CERT , Malware 2 Comments »

By Jose Morales
Senior Member of the Technical Staff
CERT Division

Dr. Jose Morales In early 2012, a backdoor Trojan malware named Flame was discovered in the wild. When fully deployed, Flame proved very hard for malware researchers to analyze. In December of that year, Wired magazine reported that before Flame had been unleashed, samples of the malware had been lurking, undiscovered, in repositories for at least two years. As Wired also reported, this was not an isolated event. Every day, major anti-virus companies and research organizations are inundated with new malware samples.

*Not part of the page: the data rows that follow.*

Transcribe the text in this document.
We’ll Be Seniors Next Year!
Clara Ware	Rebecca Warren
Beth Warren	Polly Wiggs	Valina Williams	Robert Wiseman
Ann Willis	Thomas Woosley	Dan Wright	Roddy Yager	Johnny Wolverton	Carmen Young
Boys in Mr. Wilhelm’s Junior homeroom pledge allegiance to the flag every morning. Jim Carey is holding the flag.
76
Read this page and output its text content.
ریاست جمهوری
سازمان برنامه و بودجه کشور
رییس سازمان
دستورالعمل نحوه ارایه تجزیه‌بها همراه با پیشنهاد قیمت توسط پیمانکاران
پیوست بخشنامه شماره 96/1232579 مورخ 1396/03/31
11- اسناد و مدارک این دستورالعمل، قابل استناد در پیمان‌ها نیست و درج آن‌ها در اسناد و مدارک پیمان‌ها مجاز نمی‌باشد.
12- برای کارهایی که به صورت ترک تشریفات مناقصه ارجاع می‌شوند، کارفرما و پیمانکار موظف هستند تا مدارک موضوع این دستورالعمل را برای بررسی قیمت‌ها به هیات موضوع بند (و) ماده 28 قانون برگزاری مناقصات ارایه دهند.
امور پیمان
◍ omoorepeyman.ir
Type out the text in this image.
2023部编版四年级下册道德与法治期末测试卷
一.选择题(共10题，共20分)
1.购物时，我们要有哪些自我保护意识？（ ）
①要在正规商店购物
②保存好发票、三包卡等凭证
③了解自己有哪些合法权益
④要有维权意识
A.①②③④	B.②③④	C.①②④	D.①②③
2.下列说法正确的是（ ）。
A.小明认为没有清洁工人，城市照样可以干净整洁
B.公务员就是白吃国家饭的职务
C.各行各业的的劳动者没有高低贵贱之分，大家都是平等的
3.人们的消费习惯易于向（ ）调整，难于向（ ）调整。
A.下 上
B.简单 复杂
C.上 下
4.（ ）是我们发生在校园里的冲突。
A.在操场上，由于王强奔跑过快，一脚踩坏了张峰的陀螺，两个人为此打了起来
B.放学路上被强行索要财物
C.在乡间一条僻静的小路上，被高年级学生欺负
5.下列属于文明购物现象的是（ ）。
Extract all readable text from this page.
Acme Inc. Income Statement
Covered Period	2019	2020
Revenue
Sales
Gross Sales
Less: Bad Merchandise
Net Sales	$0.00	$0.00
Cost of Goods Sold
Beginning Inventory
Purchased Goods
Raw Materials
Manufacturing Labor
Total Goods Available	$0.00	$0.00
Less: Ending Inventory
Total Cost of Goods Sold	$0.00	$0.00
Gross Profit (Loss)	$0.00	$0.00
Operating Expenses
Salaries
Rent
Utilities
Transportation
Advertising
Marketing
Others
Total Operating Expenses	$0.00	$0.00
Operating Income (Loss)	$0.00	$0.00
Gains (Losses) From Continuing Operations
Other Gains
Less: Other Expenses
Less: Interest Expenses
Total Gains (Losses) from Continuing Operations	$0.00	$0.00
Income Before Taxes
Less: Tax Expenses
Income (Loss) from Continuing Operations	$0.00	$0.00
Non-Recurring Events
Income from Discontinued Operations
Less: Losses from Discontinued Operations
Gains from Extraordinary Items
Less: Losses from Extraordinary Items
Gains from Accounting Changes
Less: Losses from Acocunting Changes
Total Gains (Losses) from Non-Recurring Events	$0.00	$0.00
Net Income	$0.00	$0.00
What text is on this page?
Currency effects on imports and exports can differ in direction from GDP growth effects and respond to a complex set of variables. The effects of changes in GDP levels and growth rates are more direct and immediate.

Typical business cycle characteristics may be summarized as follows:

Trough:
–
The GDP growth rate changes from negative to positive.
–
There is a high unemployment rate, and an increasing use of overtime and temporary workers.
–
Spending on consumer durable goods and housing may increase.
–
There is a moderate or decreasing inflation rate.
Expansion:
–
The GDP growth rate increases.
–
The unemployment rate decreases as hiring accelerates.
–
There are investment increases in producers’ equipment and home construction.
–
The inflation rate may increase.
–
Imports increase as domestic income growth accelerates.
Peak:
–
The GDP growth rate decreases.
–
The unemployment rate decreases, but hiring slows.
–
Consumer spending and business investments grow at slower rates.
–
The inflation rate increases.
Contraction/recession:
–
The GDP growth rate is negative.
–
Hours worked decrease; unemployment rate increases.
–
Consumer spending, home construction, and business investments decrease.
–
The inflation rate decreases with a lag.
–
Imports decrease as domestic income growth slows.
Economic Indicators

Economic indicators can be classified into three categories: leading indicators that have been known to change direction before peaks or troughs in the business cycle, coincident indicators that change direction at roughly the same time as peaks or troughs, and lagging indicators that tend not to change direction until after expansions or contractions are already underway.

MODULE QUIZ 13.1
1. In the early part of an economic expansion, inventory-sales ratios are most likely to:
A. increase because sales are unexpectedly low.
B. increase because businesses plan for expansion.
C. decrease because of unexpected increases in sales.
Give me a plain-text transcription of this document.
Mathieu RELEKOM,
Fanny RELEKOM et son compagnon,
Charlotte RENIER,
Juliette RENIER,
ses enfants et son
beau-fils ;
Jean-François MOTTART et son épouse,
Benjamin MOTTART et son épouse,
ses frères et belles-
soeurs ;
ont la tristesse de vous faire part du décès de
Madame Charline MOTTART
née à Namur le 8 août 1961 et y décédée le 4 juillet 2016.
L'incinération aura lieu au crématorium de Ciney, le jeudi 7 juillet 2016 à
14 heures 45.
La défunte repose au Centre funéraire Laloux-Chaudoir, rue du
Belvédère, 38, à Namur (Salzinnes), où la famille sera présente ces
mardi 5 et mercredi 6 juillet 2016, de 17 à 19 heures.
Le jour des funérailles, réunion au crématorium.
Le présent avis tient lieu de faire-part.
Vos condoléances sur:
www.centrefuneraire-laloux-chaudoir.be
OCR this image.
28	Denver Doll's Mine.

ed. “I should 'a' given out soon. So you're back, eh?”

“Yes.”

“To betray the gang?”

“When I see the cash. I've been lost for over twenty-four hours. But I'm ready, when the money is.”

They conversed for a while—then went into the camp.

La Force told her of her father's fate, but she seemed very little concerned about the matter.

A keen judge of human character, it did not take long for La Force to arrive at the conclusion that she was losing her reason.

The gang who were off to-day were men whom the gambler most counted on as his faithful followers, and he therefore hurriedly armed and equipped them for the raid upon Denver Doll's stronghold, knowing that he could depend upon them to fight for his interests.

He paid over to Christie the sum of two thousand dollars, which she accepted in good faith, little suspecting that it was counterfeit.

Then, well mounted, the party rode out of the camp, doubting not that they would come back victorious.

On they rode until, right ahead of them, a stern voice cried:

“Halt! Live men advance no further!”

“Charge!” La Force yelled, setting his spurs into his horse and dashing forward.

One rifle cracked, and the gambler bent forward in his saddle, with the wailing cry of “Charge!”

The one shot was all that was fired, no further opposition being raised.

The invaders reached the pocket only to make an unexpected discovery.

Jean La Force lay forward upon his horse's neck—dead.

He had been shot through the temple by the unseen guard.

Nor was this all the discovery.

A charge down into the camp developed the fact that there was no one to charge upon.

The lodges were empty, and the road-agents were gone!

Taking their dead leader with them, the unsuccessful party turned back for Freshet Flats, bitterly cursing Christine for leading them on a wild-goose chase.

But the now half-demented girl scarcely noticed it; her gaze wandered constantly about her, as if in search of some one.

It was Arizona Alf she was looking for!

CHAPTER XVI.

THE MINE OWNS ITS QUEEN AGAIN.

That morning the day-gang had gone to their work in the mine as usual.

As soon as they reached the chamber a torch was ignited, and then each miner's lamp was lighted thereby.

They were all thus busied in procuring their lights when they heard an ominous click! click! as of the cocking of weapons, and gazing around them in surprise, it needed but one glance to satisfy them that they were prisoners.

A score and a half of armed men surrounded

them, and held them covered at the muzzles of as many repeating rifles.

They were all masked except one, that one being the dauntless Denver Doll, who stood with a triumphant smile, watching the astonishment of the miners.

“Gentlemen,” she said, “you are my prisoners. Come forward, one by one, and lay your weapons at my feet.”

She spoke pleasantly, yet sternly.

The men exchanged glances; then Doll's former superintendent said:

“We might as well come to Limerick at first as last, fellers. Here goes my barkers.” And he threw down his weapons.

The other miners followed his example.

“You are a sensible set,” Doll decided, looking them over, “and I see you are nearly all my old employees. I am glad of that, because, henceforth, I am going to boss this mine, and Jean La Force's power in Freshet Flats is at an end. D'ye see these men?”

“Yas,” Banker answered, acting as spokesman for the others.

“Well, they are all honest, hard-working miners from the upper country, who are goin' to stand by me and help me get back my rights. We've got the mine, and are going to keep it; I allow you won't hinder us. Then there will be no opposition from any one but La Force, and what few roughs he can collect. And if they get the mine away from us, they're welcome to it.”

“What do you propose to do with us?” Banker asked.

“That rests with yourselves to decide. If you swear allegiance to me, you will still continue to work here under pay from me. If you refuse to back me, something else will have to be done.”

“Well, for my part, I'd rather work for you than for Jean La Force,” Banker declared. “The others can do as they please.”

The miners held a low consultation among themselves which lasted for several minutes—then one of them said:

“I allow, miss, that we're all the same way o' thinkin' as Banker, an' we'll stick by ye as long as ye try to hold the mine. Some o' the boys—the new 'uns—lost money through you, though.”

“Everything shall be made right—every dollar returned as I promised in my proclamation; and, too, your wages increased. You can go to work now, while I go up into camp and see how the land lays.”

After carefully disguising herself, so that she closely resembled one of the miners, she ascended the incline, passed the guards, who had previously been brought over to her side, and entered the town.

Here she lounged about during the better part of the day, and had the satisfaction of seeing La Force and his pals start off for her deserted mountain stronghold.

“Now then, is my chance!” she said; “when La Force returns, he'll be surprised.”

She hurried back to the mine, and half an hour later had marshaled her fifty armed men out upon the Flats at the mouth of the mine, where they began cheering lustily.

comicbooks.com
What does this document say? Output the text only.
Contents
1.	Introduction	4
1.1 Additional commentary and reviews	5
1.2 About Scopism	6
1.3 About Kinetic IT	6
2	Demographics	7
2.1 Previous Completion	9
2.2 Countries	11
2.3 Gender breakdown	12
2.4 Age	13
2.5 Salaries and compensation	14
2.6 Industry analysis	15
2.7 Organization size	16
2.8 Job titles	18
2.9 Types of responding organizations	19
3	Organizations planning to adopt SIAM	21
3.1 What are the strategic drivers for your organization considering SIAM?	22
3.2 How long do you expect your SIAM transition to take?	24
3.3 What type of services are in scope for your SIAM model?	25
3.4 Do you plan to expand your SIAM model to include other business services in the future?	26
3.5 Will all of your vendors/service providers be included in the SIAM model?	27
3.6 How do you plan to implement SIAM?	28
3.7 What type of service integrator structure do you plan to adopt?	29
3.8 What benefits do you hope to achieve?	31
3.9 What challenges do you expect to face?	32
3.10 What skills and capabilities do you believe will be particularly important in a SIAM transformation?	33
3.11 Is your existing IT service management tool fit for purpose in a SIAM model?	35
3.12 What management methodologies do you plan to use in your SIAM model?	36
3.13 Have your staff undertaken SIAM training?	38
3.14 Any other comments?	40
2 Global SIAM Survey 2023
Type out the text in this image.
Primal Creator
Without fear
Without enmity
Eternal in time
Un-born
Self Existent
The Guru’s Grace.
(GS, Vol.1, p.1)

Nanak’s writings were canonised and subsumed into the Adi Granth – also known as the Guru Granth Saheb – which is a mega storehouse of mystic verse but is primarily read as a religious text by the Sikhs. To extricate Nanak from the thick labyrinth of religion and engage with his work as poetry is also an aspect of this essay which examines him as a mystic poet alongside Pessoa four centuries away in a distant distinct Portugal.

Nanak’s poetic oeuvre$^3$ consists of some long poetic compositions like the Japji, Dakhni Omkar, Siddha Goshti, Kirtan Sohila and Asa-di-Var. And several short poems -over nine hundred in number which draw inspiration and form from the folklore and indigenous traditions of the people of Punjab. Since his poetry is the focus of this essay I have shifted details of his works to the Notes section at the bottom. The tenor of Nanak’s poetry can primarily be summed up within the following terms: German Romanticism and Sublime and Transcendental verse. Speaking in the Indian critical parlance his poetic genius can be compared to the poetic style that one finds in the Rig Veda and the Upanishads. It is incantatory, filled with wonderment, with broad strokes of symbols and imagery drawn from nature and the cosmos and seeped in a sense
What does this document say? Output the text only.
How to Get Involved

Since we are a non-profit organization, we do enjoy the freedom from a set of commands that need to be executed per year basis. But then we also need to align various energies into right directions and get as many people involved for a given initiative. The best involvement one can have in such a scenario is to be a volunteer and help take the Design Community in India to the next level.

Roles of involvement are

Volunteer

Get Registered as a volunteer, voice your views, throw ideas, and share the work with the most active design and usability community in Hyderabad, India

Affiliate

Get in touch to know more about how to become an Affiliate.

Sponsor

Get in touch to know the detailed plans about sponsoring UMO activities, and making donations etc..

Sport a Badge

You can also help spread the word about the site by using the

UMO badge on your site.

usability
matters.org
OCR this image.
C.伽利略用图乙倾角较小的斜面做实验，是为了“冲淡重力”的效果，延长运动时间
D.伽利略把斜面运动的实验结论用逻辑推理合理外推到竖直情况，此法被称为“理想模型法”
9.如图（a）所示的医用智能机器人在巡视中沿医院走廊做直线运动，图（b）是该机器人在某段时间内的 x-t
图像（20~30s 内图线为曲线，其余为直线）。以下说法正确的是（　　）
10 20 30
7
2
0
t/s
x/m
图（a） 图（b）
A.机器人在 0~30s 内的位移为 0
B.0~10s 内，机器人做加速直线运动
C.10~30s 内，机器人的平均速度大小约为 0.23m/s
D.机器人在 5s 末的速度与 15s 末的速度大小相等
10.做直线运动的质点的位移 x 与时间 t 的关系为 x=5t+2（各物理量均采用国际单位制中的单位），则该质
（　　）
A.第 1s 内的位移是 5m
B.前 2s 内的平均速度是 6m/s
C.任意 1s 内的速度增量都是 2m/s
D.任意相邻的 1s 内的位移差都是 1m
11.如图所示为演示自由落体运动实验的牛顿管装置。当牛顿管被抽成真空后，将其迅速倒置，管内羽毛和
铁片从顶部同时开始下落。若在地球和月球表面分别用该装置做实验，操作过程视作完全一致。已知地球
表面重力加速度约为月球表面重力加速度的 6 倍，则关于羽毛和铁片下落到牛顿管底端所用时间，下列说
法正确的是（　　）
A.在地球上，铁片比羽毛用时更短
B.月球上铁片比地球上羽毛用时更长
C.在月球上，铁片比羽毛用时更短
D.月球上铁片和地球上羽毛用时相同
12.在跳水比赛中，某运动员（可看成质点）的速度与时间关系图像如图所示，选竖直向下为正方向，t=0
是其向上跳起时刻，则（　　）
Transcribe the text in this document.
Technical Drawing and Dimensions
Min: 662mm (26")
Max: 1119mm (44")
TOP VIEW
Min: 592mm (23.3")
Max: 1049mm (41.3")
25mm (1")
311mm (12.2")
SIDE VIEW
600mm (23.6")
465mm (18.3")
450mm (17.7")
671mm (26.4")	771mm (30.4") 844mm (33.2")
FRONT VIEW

Although estimates vary, according to an article published in the October 2013 issue of IEEE Spectrum, approximately 150,000 new malware strains are released each day. Not enough manpower exists to manually address the sheer volume of new malware samples that arrive daily in analysts’ queues. Malware analysts instead need an approach that allows them to sort out samples in a fundamental way so they can assign priority to the most malicious of binary files. This blog post describes research I am conducting with fellow researchers at the Carnegie Mellon University (CMU) Software Engineering Institute (SEI) and CMU’s Robotics Institute.  This research is aimed at developing an approach to prioritizing malware samples in an analyst’s queue (allowing them to home in on the most destructive malware first) based on the file’s execution behavior.